Obama: ‘You, our veterans of Korean War, deserve better’

President Obama praised veterans of the Korean War at a ceremony Saturday marking the anniversary of the armistice, using their return to an apathetic America decades ago as a promise to better care for the generation returning from distant battlefields today.

After 31 / 2 years of fighting on the Korean Peninsula, a “forgotten war” quickly following the end of World War II, “among many Americans tired of war, there was, it seemed, a desire to forget,” Obama said.

“You, our veterans of Korea, deserve better,” he said. “Because here in America, no war should ever be forgotten and no veteran should ever be overlooked.”

Obama spoke at the Korean War Veterans Memorial to commemorate the 60th anniversary of the armistice agreement that stopped the fighting but did not bring peace to a still-divided peninsula.

He reminded the nation that 36,574 U.S. service members were killed in the conflict, which he described as the first Cold War commitment by the United States to forcefully oppose communism.

About 1.7 million Americans fought in Korea, and more than 2 million Koreans died in the conflict. Nearly 8,000 Americans who fought there are still missing.

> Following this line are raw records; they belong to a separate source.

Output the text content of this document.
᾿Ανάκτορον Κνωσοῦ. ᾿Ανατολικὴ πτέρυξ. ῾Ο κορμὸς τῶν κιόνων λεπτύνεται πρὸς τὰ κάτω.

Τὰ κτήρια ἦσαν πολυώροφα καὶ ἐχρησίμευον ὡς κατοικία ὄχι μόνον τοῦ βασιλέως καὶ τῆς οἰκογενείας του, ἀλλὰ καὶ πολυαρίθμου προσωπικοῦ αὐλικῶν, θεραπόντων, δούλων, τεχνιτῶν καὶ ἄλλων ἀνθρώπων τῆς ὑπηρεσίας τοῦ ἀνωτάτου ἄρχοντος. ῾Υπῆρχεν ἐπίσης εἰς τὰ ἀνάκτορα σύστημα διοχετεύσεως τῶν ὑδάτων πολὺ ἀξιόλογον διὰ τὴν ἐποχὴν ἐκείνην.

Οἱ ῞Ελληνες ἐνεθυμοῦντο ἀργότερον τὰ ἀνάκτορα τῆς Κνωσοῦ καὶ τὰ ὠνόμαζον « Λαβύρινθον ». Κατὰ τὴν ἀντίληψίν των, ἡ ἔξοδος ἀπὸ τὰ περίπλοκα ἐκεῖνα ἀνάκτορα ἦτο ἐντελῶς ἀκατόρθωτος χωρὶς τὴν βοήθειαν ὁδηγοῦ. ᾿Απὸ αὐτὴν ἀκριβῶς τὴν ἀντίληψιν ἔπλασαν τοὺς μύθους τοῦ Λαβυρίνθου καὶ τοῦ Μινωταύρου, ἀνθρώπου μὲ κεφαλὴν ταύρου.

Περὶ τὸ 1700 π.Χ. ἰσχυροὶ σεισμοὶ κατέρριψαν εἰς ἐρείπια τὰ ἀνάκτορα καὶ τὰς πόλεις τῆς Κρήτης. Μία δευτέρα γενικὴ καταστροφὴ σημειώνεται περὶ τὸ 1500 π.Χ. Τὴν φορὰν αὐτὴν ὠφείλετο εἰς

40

Obama’s appearance, which he began by laying a wreath at the memorial, is the first time a U.S. president has participated in such a formal ceremony marking the armistice. An estimated 5,000 people attended the morning event, many of them veterans of that war.

Obama noted that some veterans wore their old uniforms — and that “they still fit.” He then asked “those who are still able to stand” to do so, prompting sustained applause.

The backdrop for the somber event was the unresolved dispute between communist North Korea and U.S.-allied South Korea — almost 30,000 U.S. service members still standing between them.

Tension between the countries has run high this year, and just months ago Kim Jong Un, the North’s 30-year-old leader, suggested he would no longer abide by the 1953 armistice agreement.

Obama used the opportunity to pledge not to repeat the mistake he said was made following World War II, when a fiscally strained nation scaled back the military too quickly. He promised that the United States would remain the world’s strongest military power, as his administration works to end more than a decade of war.

While Obama focused his address on the graying veterans before him, his message to younger veterans was unmistakable as they return from years of fighting in Iraq and Afghanistan to an economy still struggling to recover from deep recession.

Many of those returning men and women have served multiple tours, and Obama cited a headline from the run-up to the Korean War to remind the country of its history with seemingly relentless conflict: “Veterans of World War II recalled for duty.”

“We will make it our mission to give them the respect and the care and the opportunities that they have earned,” Obama said, with Defense Secretary Chuck Hagel and Veterans Affairs Secretary Eric Shinseki at his side.

Obama recited the grim poetry of the Korean War — the battlefield names of Pork Chop Hill, Chosin Reservoir and Heartbreak Ridge.

He described Korea’s harsh winter weather, the lifesaving decisions made by troops protecting one another and the mementos of family that some soldiers carried, including a pair of baby booties that dangled from a young lieutenant’s rifle barrel.

That lieutenant survived the war. Richard Shank, now 84, lives in Gainesville, Fla.; the son those baby booties represented is a father now, too.

Obama urged the country to no longer view Korea as the “forgotten war” but instead as the “forgotten victory,” a term his Cabinet secretaries used. Obama argued that “die for a tie,” an expression that emerged from the war’s bitter aftermath, is inaccurate.

“Here today we can say with confidence that war was no tie,” Obama said, contrasting the North’s poverty and repression to the South’s economic dynamism and democracy.

“That is a victory,” he said. “And that is your legacy.”